Billet rédigé par Jean-François Tremblay, enseignant
En 1831, le jeune Anglais Charles Darwin embarque à bord du voilier Beagle pour un voyage qui révolutionnera le monde de la science. Lui qui, pourtant, ne devait participer à ce tour du monde qu'en tant qu'intellectuel pour distraire le capitaine, prend son rôle de naturaliste au sérieux. Pendant cinq ans, il observe la planète : animaux, fossiles, sol, plantes, peuples non civilisés… Ses travaux feront sensation dans le monde, et ce, avant même son retour en Europe. Et puis, un jour, aux iles Galápagos, lui et son assistant feront une découverte qui mettra le jeune homme sur la piste de la théorie magistrale qu'il publiera plusieurs années plus tard : celle de l'évolution des espèces.
HSM Beagle, aux origines de Darwin est une longue bande dessinée qui raconte certains épisodes importants du voyage autour du monde de Darwin. Ce récit se veut une interprétation libre et romancée de ce qu'aurait pu être cette aventure; l'auteur avertit bien ses lecteurs qu'il laisse la précision historique aux historiens. Abordant plusieurs thèmes scientifiques, les tensions entre la religion et la science et le respects des droits humains, cette bande dessinée s'adresse aux lecteurs intermédiaires de 12 ans et plus.
HSM Beagle, aux origines de Darwin offre assurément un premier contact intéressant à ceux qui veulent approfondir leurs connaissances à propos du probablement plus célèbre naturaliste que la Terre ait porté et de sa théorie. En effet, il est intéressant, pour le lecteur, de constater l'évolution du jeune adulte insouciant en un homme plus réfléchi qui cultive le doute pour mieux apprendre.
Non, la Terre ne peut avoir que 6 000 ans…
Au cours de son voyage, certaines idées de Darwin et d'autres qui émergent de ses observations seront constamment confrontées aux idées traditionnelles de la bourgeoisie anglaise de l'époque. L'auteur, Fabien Grolleau, réussit à bien relever ces dilemmes moraux que pouvaient vivre certains chercheurs, notamment en ce qui concerne les textes bibliques. Par ailleurs, une authentique dispute entre Darwin et le capitaine, Robert FitzRoy, constitue un moment marquant du récit. Le premier prend la défense d'un jeune esclave en prétendant que tout homme est égal aux autres, et que l'esclavage est une vraie honte pour l'humanité. Le lecteur comprend alors comment cette idée, si rare à l'époque, pouvait déranger.
En fin de livre, deux pages bien remplies de notes de l'auteur viennent préciser et enrichir nos réflexions, entre autres sur la singularité du voyage, l'esclavage, les peuples primitifs et l'élaboration de la théorie de l'évolution.
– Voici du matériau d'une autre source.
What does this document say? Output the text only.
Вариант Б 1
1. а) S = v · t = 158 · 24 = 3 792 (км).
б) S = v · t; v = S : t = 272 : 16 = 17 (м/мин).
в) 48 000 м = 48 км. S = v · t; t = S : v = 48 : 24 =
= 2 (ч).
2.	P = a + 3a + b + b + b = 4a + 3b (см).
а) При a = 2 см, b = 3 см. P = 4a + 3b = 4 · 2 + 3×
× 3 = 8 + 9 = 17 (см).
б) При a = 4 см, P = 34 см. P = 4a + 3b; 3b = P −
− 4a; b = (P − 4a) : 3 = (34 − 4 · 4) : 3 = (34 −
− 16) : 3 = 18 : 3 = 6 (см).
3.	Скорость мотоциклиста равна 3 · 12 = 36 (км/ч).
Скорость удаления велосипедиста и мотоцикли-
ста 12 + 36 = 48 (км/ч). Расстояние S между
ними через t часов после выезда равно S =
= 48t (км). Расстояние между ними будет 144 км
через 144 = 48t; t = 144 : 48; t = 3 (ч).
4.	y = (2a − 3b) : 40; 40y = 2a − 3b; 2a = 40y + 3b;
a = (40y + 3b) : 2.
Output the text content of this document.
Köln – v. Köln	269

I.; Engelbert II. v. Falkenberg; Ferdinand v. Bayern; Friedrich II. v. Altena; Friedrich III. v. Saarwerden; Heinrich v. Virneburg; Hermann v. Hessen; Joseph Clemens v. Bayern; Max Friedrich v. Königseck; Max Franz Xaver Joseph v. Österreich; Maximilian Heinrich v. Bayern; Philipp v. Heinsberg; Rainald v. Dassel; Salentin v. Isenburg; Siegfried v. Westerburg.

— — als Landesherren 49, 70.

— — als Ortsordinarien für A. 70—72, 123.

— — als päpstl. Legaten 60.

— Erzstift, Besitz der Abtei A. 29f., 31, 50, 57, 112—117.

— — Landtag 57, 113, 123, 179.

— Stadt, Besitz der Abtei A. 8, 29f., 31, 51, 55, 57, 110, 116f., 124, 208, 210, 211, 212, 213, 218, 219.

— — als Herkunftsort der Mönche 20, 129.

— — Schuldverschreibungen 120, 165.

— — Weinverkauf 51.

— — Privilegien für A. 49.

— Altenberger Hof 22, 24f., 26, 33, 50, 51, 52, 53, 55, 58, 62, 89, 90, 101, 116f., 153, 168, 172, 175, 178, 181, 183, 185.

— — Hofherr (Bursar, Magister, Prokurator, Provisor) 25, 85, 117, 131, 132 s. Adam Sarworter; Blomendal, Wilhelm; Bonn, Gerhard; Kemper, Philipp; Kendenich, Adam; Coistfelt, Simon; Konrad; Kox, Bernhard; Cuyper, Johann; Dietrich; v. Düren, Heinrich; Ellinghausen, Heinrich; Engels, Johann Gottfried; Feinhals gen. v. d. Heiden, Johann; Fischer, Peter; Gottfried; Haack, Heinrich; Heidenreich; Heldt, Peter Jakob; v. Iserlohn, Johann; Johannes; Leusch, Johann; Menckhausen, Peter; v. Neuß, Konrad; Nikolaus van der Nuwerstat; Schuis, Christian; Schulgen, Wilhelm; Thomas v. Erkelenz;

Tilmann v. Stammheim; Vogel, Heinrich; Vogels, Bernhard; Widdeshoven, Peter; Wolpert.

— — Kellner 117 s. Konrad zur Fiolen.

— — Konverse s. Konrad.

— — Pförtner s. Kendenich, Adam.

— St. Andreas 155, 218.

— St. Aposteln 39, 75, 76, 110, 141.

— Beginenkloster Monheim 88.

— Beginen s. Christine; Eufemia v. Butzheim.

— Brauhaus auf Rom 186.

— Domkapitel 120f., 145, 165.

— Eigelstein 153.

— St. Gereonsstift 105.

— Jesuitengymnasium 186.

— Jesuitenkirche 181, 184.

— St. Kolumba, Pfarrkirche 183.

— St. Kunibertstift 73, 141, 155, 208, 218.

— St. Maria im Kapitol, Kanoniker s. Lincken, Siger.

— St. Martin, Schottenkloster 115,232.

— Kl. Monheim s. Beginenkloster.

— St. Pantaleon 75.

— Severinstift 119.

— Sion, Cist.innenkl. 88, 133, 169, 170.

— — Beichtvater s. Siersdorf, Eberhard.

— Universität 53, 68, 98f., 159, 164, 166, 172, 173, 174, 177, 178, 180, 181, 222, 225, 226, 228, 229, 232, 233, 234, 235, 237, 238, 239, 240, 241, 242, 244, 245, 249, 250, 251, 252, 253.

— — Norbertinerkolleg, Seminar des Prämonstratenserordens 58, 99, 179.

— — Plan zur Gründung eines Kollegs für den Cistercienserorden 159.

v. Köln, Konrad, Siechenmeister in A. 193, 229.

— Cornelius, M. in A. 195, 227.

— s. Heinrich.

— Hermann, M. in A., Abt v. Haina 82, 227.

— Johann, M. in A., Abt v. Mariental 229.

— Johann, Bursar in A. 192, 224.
Écrites avec un souci d'exactitude bien senti, elles expliquent, par exemple, le sort probable des trois indigènes capturés, civilisés en Europe puis relâchés, lors de ce voyage, dans leur village natal du sud de l'Argentine. Ces différentes explications permettent de mieux saisir le contexte social de l'époque ainsi que la portée des idées de Darwin (parfois avant-gardistes – comme sur l'esclavage –, parfois réactionnaires – comme pour ses égards envers les peuples autochtones).
Au final, les choix faits par l'auteur permettent d'appréhender la genèse de la théorie de l'évolution tout en sachant captiver avec les aventures vécues par l'équipage. Les dernières pages, se déroulant aux iles Galápagos, complètent de façon juste le livre en exposant clairement la théorie. À ce moment, le lecteur réalise à quel point toutes les sciences sont dépendantes les unes des autres et à quel point s'ouvrir à la connaissance universelle a été bénéfique pour Darwin. De plus, les dessins mettent de l'avant plusieurs représentations d'espèces, ce qui conforte la vocation scientifique de l'oeuvre. D'ailleurs, le fait que plusieurs vignettes laissent toute la place à l'illustrateur allège la lecture, qui peut parfois être un peu plus ardu. Une très belle lecture, donc!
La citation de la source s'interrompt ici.